Global Villager | Books & Authors | Hudson Valley | Chronogram Magazine
Global Villager
Jennifer May

Five decades ago, an ambitious young man from a small Nigerian village put the handwritten manuscript of his first novel into a brown paper parcel and shipped it to a typing service in London. Months went by without word; the package, it seemed, had been lost. In desperation, the author begged an English colleague at the Nigerian Broadcasting company to stop by the typing service when she went to London on leave. She found the package languishing on a back shelf and got it contents typed posthaste. The book was called Things Fall Apart.

Since its first publication in 1958, Chinua Achebe’s masterpiece has sold over 12 million copies worldwide; it’s been translated into over 50 languages. Achebe, whose other novels include No Longer at Ease, Arrow of God, A Man of the People, and Anthills of the Savannah, has received over 30 honorary degrees and a cornucopia of literary awards, including the 2007 Man Booker International Prize. He is widely considered, in Lewis Nkosi’s words, “Africa’s greatest indigenous novelist.”

Given this kind of acclaim, it’s startling to visit Achebe’s home on the Bard College campus. The world-renowned novelist lives in a nondescript ranch house on a sleet-streaked back road, so easy to miss that the publicity office offers a driving escort. Achebe answers the door himself. He has used a wheelchair since 1990, when a car accident left him paralyzed from the waist down; his presence imparts it with the majesty of a throne. He moves to the dining room, turns, and says simply, “Here.”

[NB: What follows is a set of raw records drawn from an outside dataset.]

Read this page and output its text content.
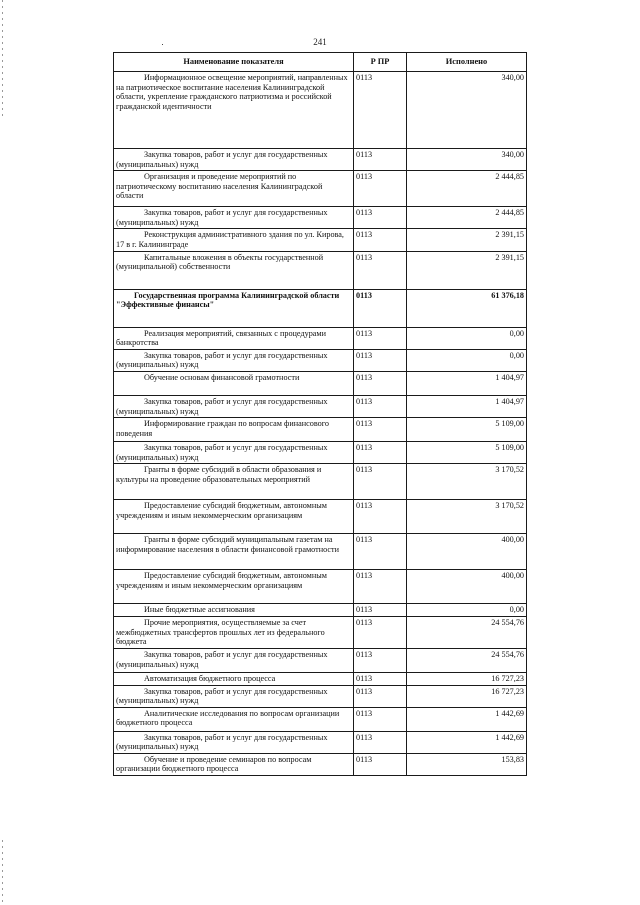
241
Наименование показателя	Р ПР	Исполнено
Информационное освещение мероприятий, направленных на патриотическое воспитание населения Калининградской области, укрепление гражданского патриотизма и российской гражданской идентичности	0113	340,00
Закупка товаров, работ и услуг для государственных (муниципальных) нужд	0113	340,00
Организация и проведение мероприятий по патриотическому воспитанию населения Калининградской области	0113	2 444,85
Закупка товаров, работ и услуг для государственных (муниципальных) нужд	0113	2 444,85
Реконструкция административного здания по ул. Кирова, 17 в г. Калининграде	0113	2 391,15
Капитальные вложения в объекты государственной (муниципальной) собственности	0113	2 391,15
Государственная программа Калининградской области "Эффективные финансы"	0113	61 376,18
Реализация мероприятий, связанных с процедурами банкротства	0113	0,00
Закупка товаров, работ и услуг для государственных (муниципальных) нужд	0113	0,00
Обучение основам финансовой грамотности	0113	1 404,97
Закупка товаров, работ и услуг для государственных (муниципальных) нужд	0113	1 404,97
Информирование граждан по вопросам финансового поведения	0113	5 109,00
Закупка товаров, работ и услуг для государственных (муниципальных) нужд	0113	5 109,00
Гранты в форме субсидий в области образования и культуры на проведение образовательных мероприятий	0113	3 170,52
Предоставление субсидий бюджетным, автономным учреждениям и иным некоммерческим организациям	0113	3 170,52
Гранты в форме субсидий муниципальным газетам на информирование населения в области финансовой грамотности	0113	400,00
Предоставление субсидий бюджетным, автономным учреждениям и иным некоммерческим организациям	0113	400,00
Иные бюджетные ассигнования	0113	0,00
Прочие мероприятия, осуществляемые за счет межбюджетных трансфертов прошлых лет из федерального бюджета	0113	24 554,76
Закупка товаров, работ и услуг для государственных (муниципальных) нужд	0113	24 554,76
Автоматизация бюджетного процесса	0113	16 727,23
Закупка товаров, работ и услуг для государственных (муниципальных) нужд	0113	16 727,23
Аналитические исследования по вопросам организации бюджетного процесса	0113	1 442,69
Закупка товаров, работ и услуг для государственных (муниципальных) нужд	0113	1 442,69
Обучение и проведение семинаров по вопросам организации бюджетного процесса	0113	153,83
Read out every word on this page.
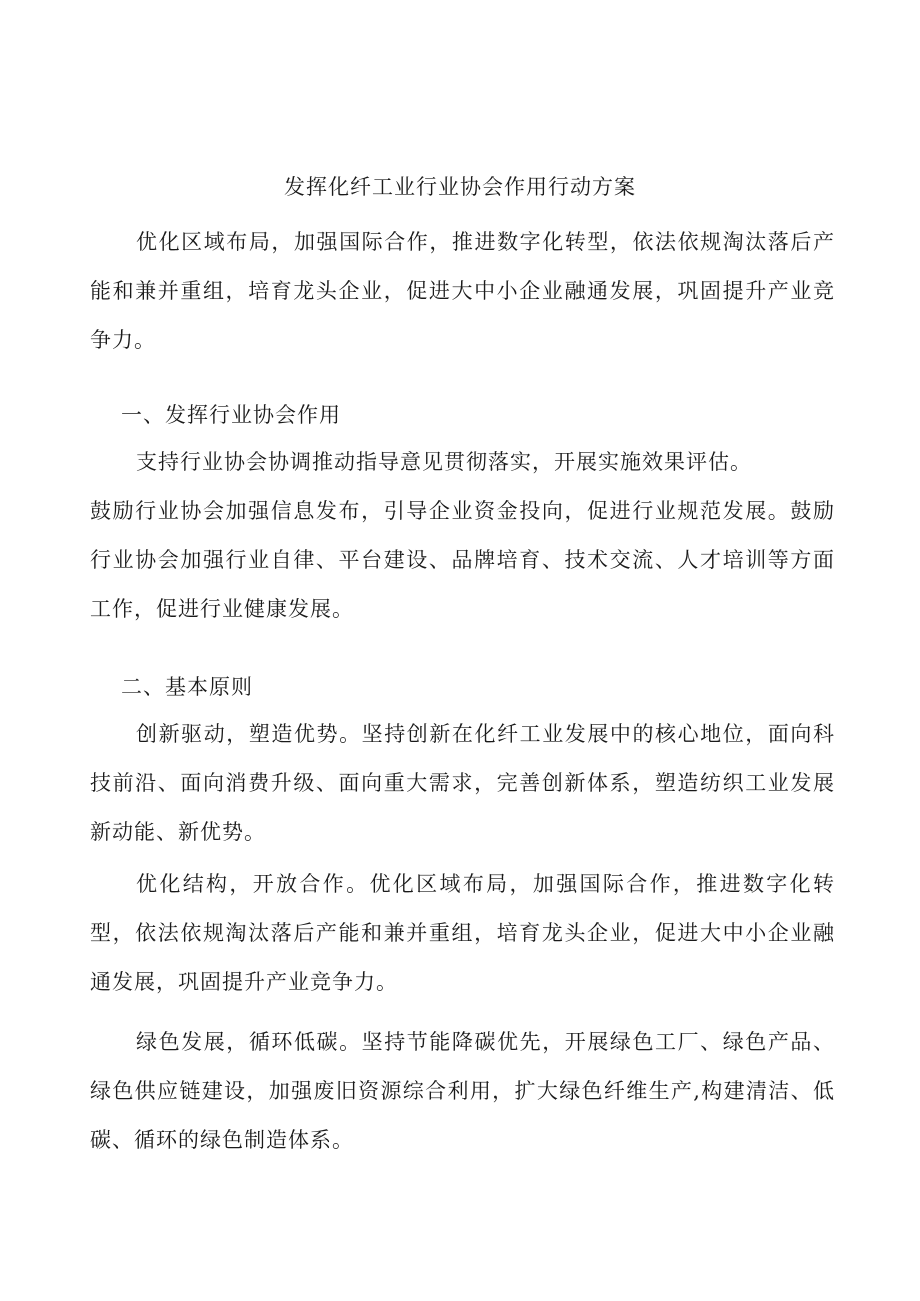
发挥化纤工业行业协会作用行动方案

优化区域布局，加强国际合作，推进数字化转型，依法依规淘汰落后产能和兼并重组，培育龙头企业，促进大中小企业融通发展，巩固提升产业竞争力。

一、发挥行业协会作用

支持行业协会协调推动指导意见贯彻落实，开展实施效果评估。

鼓励行业协会加强信息发布，引导企业资金投向，促进行业规范发展。鼓励行业协会加强行业自律、平台建设、品牌培育、技术交流、人才培训等方面工作，促进行业健康发展。

二、基本原则

创新驱动，塑造优势。坚持创新在化纤工业发展中的核心地位，面向科技前沿、面向消费升级、面向重大需求，完善创新体系，塑造纺织工业发展新动能、新优势。

优化结构，开放合作。优化区域布局，加强国际合作，推进数字化转型，依法依规淘汰落后产能和兼并重组，培育龙头企业，促进大中小企业融通发展，巩固提升产业竞争力。

绿色发展，循环低碳。坚持节能降碳优先，开展绿色工厂、绿色产品、绿色供应链建设，加强废旧资源综合利用，扩大绿色纤维生产,构建清洁、低碳、循环的绿色制造体系。
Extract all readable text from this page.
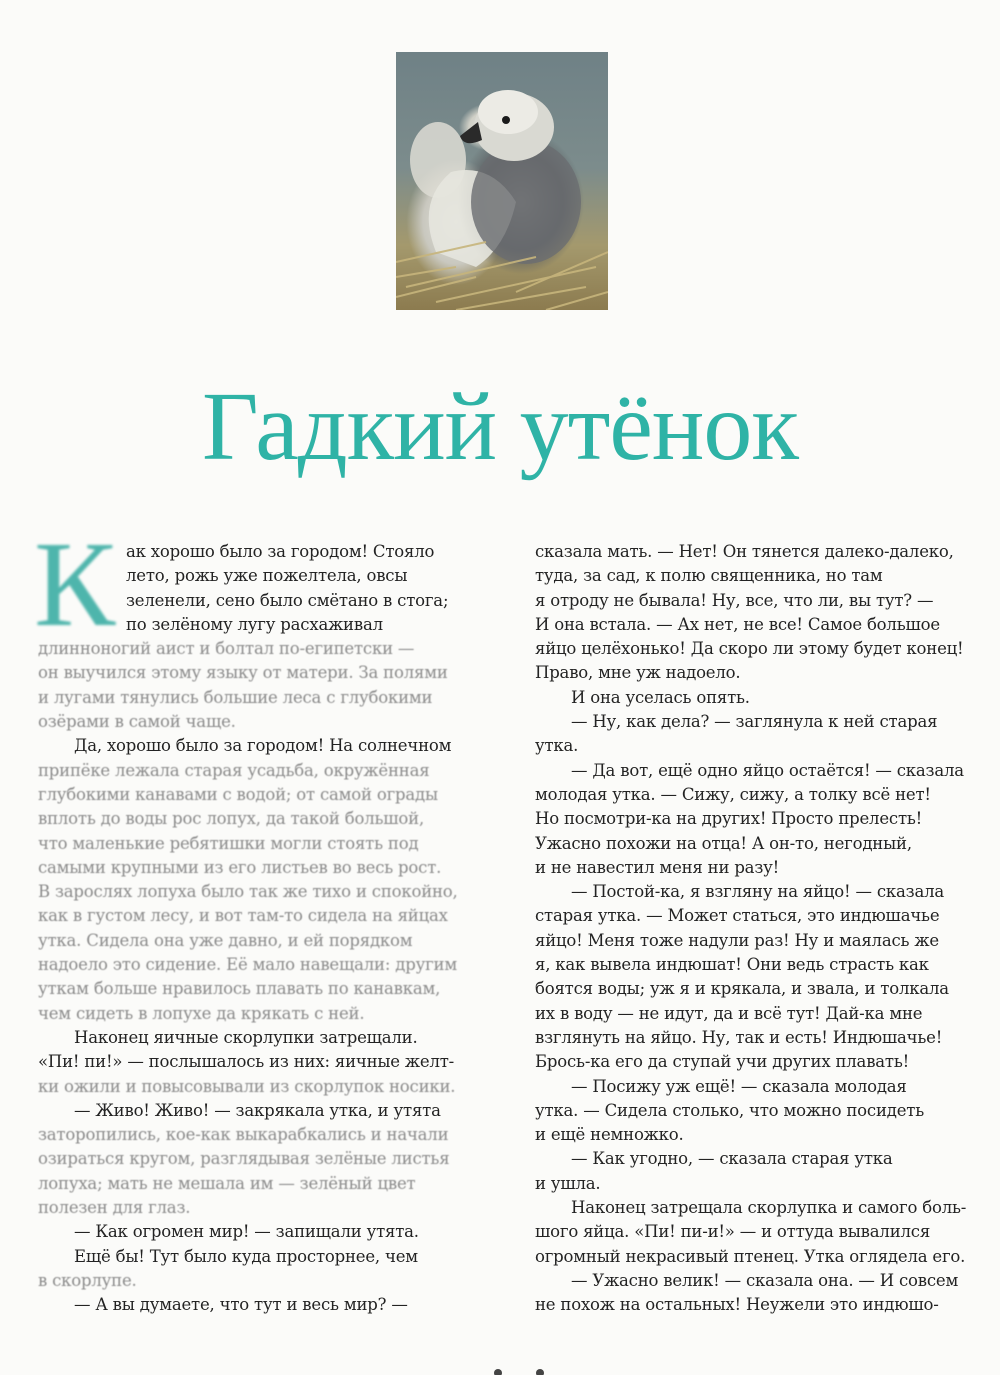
Гадкий утёнок
К ак хорошо было за городом! Стояло
лето, рожь уже пожелтела, овсы
зеленели, сено было смётано в стога;
по зелёному лугу расхаживал
длинноногий аист и болтал по-египетски —
он выучился этому языку от матери. За полями
и лугами тянулись большие леса с глубокими
озёрами в самой чаще.
Да, хорошо было за городом! На солнечном
припёке лежала старая усадьба, окружённая
глубокими канавами с водой; от самой ограды
вплоть до воды рос лопух, да такой большой,
что маленькие ребятишки могли стоять под
самыми крупными из его листьев во весь рост.
В зарослях лопуха было так же тихо и спокойно,
как в густом лесу, и вот там-то сидела на яйцах
утка. Сидела она уже давно, и ей порядком
надоело это сидение. Её мало навещали: другим
уткам больше нравилось плавать по канавкам,
чем сидеть в лопухе да крякать с ней.
Наконец яичные скорлупки затрещали.
«Пи! пи!» — послышалось из них: яичные желт-
ки ожили и повысовывали из скорлупок носики.
— Живо! Живо! — закрякала утка, и утята
заторопились, кое-как выкарабкались и начали
озираться кругом, разглядывая зелёные листья
лопуха; мать не мешала им — зелёный цвет
полезен для глаз.
— Как огромен мир! — запищали утята.
Ещё бы! Тут было куда просторнее, чем
в скорлупе.
— А вы думаете, что тут и весь мир? —
сказала мать. — Нет! Он тянется далеко-далеко,
туда, за сад, к полю священника, но там
я отроду не бывала! Ну, все, что ли, вы тут? —
И она встала. — Ах нет, не все! Самое большое
яйцо целёхонько! Да скоро ли этому будет конец!
Право, мне уж надоело.
И она уселась опять.
— Ну, как дела? — заглянула к ней старая
утка.
— Да вот, ещё одно яйцо остаётся! — сказала
молодая утка. — Сижу, сижу, а толку всё нет!
Но посмотри-ка на других! Просто прелесть!
Ужасно похожи на отца! А он-то, негодный,
и не навестил меня ни разу!
— Постой-ка, я взгляну на яйцо! — сказала
старая утка. — Может статься, это индюшачье
яйцо! Меня тоже надули раз! Ну и маялась же
я, как вывела индюшат! Они ведь страсть как
боятся воды; уж я и крякала, и звала, и толкала
их в воду — не идут, да и всё тут! Дай-ка мне
взглянуть на яйцо. Ну, так и есть! Индюшачье!
Брось-ка его да ступай учи других плавать!
— Посижу уж ещё! — сказала молодая
утка. — Сидела столько, что можно посидеть
и ещё немножко.
— Как угодно, — сказала старая утка
и ушла.
Наконец затрещала скорлупка и самого боль-
шого яйца. «Пи! пи-и!» — и оттуда вывалился
огромный некрасивый птенец. Утка оглядела его.
— Ужасно велик! — сказала она. — И совсем
не похож на остальных! Неужели это индюшо-
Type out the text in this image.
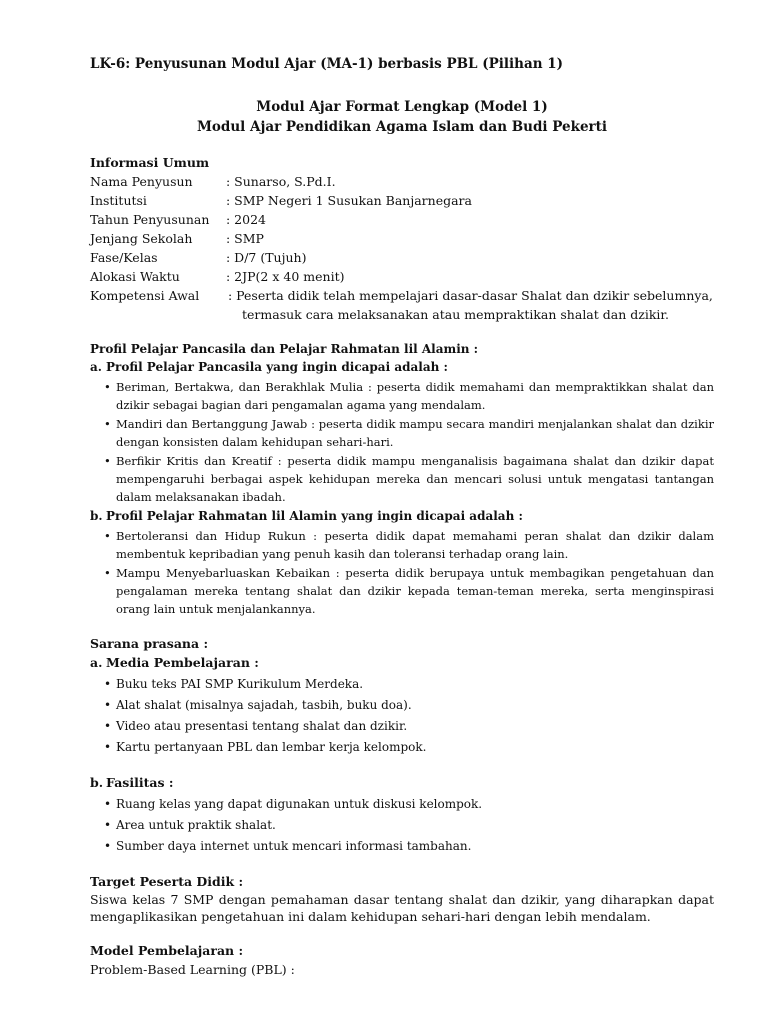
LK-6: Penyusunan Modul Ajar (MA-1) berbasis PBL (Pilihan 1)

Modul Ajar Format Lengkap (Model 1)
Modul Ajar Pendidikan Agama Islam dan Budi Pekerti

Informasi Umum

Nama Penyusun	: Sunarso, S.Pd.I.
Institutsi	: SMP Negeri 1 Susukan Banjarnegara
Tahun Penyusunan	: 2024
Jenjang Sekolah	: SMP
Fase/Kelas	: D/7 (Tujuh)
Alokasi Waktu	: 2JP(2 x 40 menit)
Kompetensi Awal	: Peserta didik telah mempelajari dasar-dasar Shalat dan dzikir sebelumnya,
termasuk cara melaksanakan atau mempraktikan shalat dan dzikir.

Profil Pelajar Pancasila dan Pelajar Rahmatan lil Alamin :

a. Profil Pelajar Pancasila yang ingin dicapai adalah :

• Beriman, Bertakwa, dan Berakhlak Mulia : peserta didik memahami dan mempraktikkan shalat dan dzikir sebagai bagian dari pengamalan agama yang mendalam.
• Mandiri dan Bertanggung Jawab : peserta didik mampu secara mandiri menjalankan shalat dan dzikir dengan konsisten dalam kehidupan sehari-hari.
• Berfikir Kritis dan Kreatif : peserta didik mampu menganalisis bagaimana shalat dan dzikir dapat mempengaruhi berbagai aspek kehidupan mereka dan mencari solusi untuk mengatasi tantangan dalam melaksanakan ibadah.

b. Profil Pelajar Rahmatan lil Alamin yang ingin dicapai adalah :

• Bertoleransi dan Hidup Rukun : peserta didik dapat memahami peran shalat dan dzikir dalam membentuk kepribadian yang penuh kasih dan toleransi terhadap orang lain.
• Mampu Menyebarluaskan Kebaikan : peserta didik berupaya untuk membagikan pengetahuan dan pengalaman mereka tentang shalat dan dzikir kepada teman-teman mereka, serta menginspirasi orang lain untuk menjalankannya.

Sarana prasana :

a. Media Pembelajaran :

• Buku teks PAI SMP Kurikulum Merdeka.
• Alat shalat (misalnya sajadah, tasbih, buku doa).
• Video atau presentasi tentang shalat dan dzikir.
• Kartu pertanyaan PBL dan lembar kerja kelompok.

b. Fasilitas :

• Ruang kelas yang dapat digunakan untuk diskusi kelompok.
• Area untuk praktik shalat.
• Sumber daya internet untuk mencari informasi tambahan.

Target Peserta Didik :

Siswa kelas 7 SMP dengan pemahaman dasar tentang shalat dan dzikir, yang diharapkan dapat mengaplikasikan pengetahuan ini dalam kehidupan sehari-hari dengan lebih mendalam.

Model Pembelajaran :

Problem-Based Learning (PBL) :
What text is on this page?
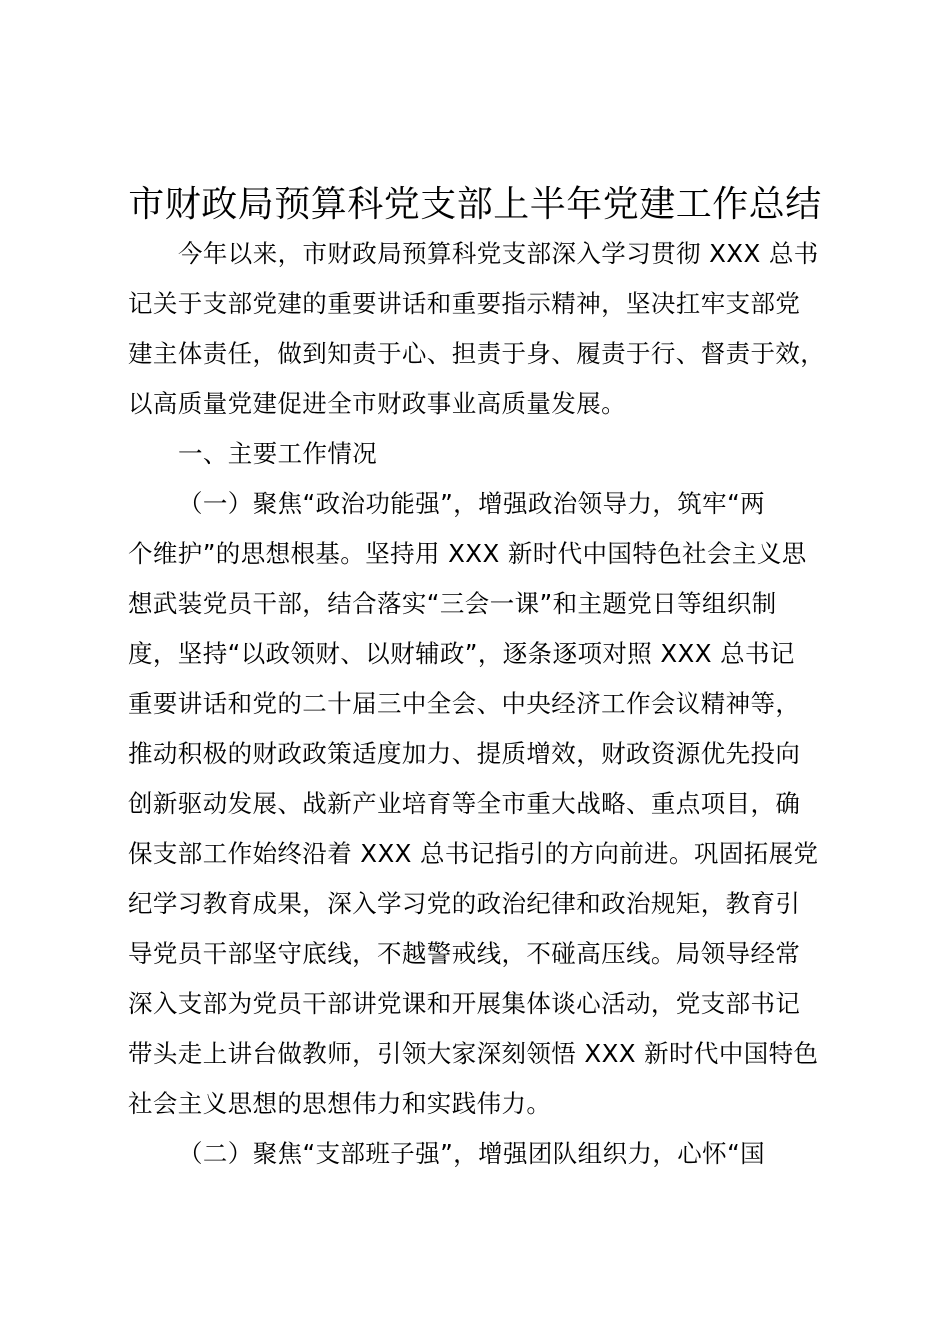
市财政局预算科党支部上半年党建工作总结
今年以来，市财政局预算科党支部深入学习贯彻 XXX 总书
记关于支部党建的重要讲话和重要指示精神，坚决扛牢支部党
建主体责任，做到知责于心、担责于身、履责于行、督责于效，
以高质量党建促进全市财政事业高质量发展。
一、主要工作情况
（一）聚焦“政治功能强”，增强政治领导力，筑牢“两
个维护”的思想根基。坚持用 XXX 新时代中国特色社会主义思
想武装党员干部，结合落实“三会一课”和主题党日等组织制
度，坚持“以政领财、以财辅政”，逐条逐项对照 XXX 总书记
重要讲话和党的二十届三中全会、中央经济工作会议精神等，
推动积极的财政政策适度加力、提质增效，财政资源优先投向
创新驱动发展、战新产业培育等全市重大战略、重点项目，确
保支部工作始终沿着 XXX 总书记指引的方向前进。巩固拓展党
纪学习教育成果，深入学习党的政治纪律和政治规矩，教育引
导党员干部坚守底线，不越警戒线，不碰高压线。局领导经常
深入支部为党员干部讲党课和开展集体谈心活动，党支部书记
带头走上讲台做教师，引领大家深刻领悟 XXX 新时代中国特色
社会主义思想的思想伟力和实践伟力。
（二）聚焦“支部班子强”，增强团队组织力，心怀“国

Achebe has a powerful face, with an unswerving gaze and deeply carved lines around a strong mouth. He’s wearing a striped broadcloth shirt, a coffee-toned vest, and dark trousers, with a black beret at a rakish angle that recalls a resistance leader. He speaks with a quiet authority, sometimes so softly one needs to lean forward. His hands are long-fingered and graceful; they dance as he talks, kneading the air. His dignity is palpable, but there’s nothing austere or pompous in him—it’s as easy to picture him grinning at his four grandchildren as mesmerizing an international audience.

The house is decorated in earth tones, with dark leather club chairs and vases of dried flowers. There’s a sideboard covered with family photos, and numerous African carvings and masks collected by Achebe’s wife Christi, a psychology professor at Bard.


For years, the author turned down nearly every request for an interview. Then he changed his mind. “What is this business of writing?” he asks. “Obviously, there is something I want to communicate with people. That’s what the writing is about, to hold conversations with people, with your culture, with yourself.”

Though Achebe doesn’t remember exactly when he last read Things Fall Apart, his respect for his freshman effort remains intact. “I look at it now and again. It is still a marvel, it’s still a surprise,” he says, smiling. “I had no experience of that kind of thing. I had scribbled a few short stories in college.” The stories, like his groundbreaking novel, were written in English.

Achebe explains, “English was the language of education in British colonies, which we were...” He trails off. “The fact that it is a foreigner that arrived in my home and seized power struck me at a certain point. At other times, I’ve taken the view that this is a language with which I had no quarrel. A language doesn’t really fight with you, unless you want it to.” The language of Achebe’s village, Ogidi, was Igbo—one of Nigeria’s three principal tongues—but school was always in English.

Achebe’s father was Ogidi’s first convert to the Church Missionary Society, a devout evangelical Protestant who baptized all six of his children. But young Albert Chinualumogu Achebe was also drawn to his “heathen” uncle’s ancestral traditions. In his autobiographical essay, “Named for Victoria, Queen of England,” Achebe (who dropped the “Albert” in college) writes that he was born “at a crossroads of cultures.” His family “sang hymns and read the Bible night and day,” while his uncle’s family “blinded by heathenism, offered food to idols. That is how it was supposed to be anyway. But I knew without knowing why that was too simple a way to describe what was going on. Those idols and that food had a strange pull on me in spite of my being such a thorough little Christian.”